The biggest difference between a traditional classroom and a Montessori classroom is freedom.
"When I talk about freedom, it is the freedom to learn, not to have a wild party," says Joh Laven, administrator, trainer and founder of the Kritérion Montessori School in San Antonio.
In classical classrooms, one teacher offers the same lesson to 35 different students with 35 different minds and interests. Homework is assigned; facts are memorized; tests are taken; and students are ranked according to test scores.
In a Montessori open classroom, students of different ages are viewed as individuals and encouraged to explore whatever subject triggers their thirst for knowledge. There are no tests; teachers gauge whether a child grasps a subject and is ready to move on.

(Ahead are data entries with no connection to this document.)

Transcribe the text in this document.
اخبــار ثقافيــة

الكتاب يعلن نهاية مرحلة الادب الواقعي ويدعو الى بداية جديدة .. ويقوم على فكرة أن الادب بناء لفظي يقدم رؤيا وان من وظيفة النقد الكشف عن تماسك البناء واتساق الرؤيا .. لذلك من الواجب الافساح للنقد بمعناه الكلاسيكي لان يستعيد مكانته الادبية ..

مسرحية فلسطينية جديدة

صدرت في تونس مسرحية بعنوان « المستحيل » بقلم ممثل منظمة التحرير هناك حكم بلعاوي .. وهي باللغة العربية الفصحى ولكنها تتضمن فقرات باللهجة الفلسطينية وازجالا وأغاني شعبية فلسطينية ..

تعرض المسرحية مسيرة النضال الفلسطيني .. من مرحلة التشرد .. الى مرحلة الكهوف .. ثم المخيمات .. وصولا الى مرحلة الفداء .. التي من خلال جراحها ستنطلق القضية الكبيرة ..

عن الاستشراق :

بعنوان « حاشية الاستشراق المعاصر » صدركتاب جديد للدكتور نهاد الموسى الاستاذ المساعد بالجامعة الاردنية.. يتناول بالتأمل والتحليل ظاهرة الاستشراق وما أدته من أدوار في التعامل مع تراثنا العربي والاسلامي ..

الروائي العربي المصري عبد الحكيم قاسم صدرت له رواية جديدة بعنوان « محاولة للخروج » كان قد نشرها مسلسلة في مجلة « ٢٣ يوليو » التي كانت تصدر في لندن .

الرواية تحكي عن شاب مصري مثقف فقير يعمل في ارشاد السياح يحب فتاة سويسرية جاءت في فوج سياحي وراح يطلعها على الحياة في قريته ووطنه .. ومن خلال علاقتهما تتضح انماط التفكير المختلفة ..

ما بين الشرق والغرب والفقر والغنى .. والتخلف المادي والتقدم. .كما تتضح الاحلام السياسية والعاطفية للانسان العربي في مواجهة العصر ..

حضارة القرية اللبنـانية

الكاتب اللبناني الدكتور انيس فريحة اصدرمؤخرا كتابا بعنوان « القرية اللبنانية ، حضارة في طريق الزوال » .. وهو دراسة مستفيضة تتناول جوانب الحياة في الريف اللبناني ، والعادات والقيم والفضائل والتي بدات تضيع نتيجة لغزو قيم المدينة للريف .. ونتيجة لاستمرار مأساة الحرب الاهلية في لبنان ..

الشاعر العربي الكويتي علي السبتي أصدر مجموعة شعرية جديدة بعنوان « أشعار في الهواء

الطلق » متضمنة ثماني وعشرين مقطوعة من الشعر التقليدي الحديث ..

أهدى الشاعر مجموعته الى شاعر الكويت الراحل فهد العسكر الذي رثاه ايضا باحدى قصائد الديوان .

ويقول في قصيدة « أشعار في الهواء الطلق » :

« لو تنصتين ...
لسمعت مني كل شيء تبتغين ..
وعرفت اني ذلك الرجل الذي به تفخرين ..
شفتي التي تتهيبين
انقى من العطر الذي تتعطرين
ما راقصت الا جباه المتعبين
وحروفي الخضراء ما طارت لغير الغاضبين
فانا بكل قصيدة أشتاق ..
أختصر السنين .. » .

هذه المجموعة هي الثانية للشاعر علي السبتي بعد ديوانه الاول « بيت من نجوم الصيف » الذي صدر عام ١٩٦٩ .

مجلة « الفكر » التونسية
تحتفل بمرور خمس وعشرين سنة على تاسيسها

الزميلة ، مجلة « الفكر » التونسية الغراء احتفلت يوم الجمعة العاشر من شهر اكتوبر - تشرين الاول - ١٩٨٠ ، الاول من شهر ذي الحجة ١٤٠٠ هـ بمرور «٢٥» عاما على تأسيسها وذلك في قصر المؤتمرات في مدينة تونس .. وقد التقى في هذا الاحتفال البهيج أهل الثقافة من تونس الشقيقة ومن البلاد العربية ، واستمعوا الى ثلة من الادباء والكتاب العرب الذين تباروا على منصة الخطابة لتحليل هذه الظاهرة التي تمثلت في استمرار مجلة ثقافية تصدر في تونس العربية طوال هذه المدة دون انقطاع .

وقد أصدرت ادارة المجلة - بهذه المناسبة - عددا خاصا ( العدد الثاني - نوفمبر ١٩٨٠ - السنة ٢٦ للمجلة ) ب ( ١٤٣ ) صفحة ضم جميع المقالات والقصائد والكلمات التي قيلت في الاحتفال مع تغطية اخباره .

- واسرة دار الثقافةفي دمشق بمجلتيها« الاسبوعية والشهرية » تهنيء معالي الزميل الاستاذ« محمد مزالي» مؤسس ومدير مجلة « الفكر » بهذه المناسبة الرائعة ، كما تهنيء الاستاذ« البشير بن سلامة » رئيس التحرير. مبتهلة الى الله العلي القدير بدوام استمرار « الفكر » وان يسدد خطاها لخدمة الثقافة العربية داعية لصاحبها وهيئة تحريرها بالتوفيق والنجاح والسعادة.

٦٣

Instead of standard textbooks, specially designed equipment - beads, colorful tokens, sandpaper letters on wooden slates - helps children see and feel abstract concepts such as math and allows understanding to come step by step at a pace comfortable to each individual.
"Children teach themslves." This was Maria Montessori's discovery as she worked with underprivileged children in the slums of Rome at the turn of the century.

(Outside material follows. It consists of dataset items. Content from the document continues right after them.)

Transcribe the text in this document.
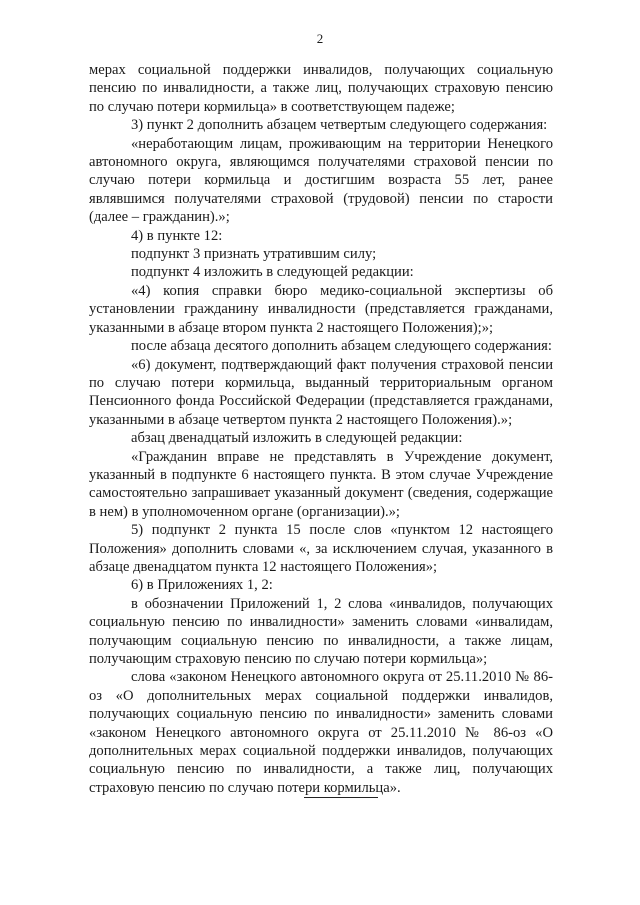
2

мерах социальной поддержки инвалидов, получающих социальную пенсию по инвалидности, а также лиц, получающих страховую пенсию по случаю потери кормильца» в соответствующем падеже;

3) пункт 2 дополнить абзацем четвертым следующего содержания:

«неработающим лицам, проживающим на территории Ненецкого автономного округа, являющимся получателями страховой пенсии по случаю потери кормильца и достигшим возраста 55 лет, ранее являвшимся получателями страховой (трудовой) пенсии по старости (далее – гражданин).»;

4) в пункте 12:

подпункт 3 признать утратившим силу;

подпункт 4 изложить в следующей редакции:

«4) копия справки бюро медико-социальной экспертизы об установлении гражданину инвалидности (представляется гражданами, указанными в абзаце втором пункта 2 настоящего Положения);»;

после абзаца десятого дополнить абзацем следующего содержания:

«6) документ, подтверждающий факт получения страховой пенсии по случаю потери кормильца, выданный территориальным органом Пенсионного фонда Российской Федерации (представляется гражданами, указанными в абзаце четвертом пункта 2 настоящего Положения).»;

абзац двенадцатый изложить в следующей редакции:

«Гражданин вправе не представлять в Учреждение документ, указанный в подпункте 6 настоящего пункта. В этом случае Учреждение самостоятельно запрашивает указанный документ (сведения, содержащие в нем) в уполномоченном органе (организации).»;

5) подпункт 2 пункта 15 после слов «пунктом 12 настоящего Положения» дополнить словами «, за исключением случая, указанного в абзаце двенадцатом пункта 12 настоящего Положения»;

6) в Приложениях 1, 2:

в обозначении Приложений 1, 2 слова «инвалидов, получающих социальную пенсию по инвалидности» заменить словами «инвалидам, получающим социальную пенсию по инвалидности, а также лицам, получающим страховую пенсию по случаю потери кормильца»;

слова «законом Ненецкого автономного округа от 25.11.2010 № 86-оз «О дополнительных мерах социальной поддержки инвалидов, получающих социальную пенсию по инвалидности» заменить словами «законом Ненецкого автономного округа от 25.11.2010 № 86-оз «О дополнительных мерах социальной поддержки инвалидов, получающих социальную пенсию по инвалидности, а также лиц, получающих страховую пенсию по случаю потери кормильца».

Montessori, the first woman to earn a medical degree from an Italian university, was assigned to assess the physical needs of these "defective children." She designed materials and techniques that allowed the children to work in areas previously considered beyond their capacity.
Her greatest triumph came when her "defectives" passed the state examinations taken by normal children. Through her work she discovered that children teach themselves by absorbing knowledge from their surroundings.
Montessori died in 1952, but her work lives on in more than 3,000 schools established in this country since 1957. There are six Montessori-type schools in San Antonio. Although each school adheres to the basic Montessori tenets, they vary in the ways in which they apply them.
Global education is taught in these schools, Laven says. Students learn there are no loose subjects, that everything is tied to the total picture.
"A pencil is not just a pencil," Laven says. "You can trace that pencil back to the factory, then back to the forest. Then you can discuss why forests are in certain places and not in others. Every subject is related.
"A regular teacher has to unlearn everything. She uses her words as teaching methods. A Montessori teacher must know where to find answers and must present material so every child can use learning as an apparatus to build on the knowledge they already have."
Discipline, Laven says, is not a problem at a Montessori school.
"Once you get a child to concentrate on work they choose themselves, once they feel good about that work - why be rebellious? You don't rebel against your own choice."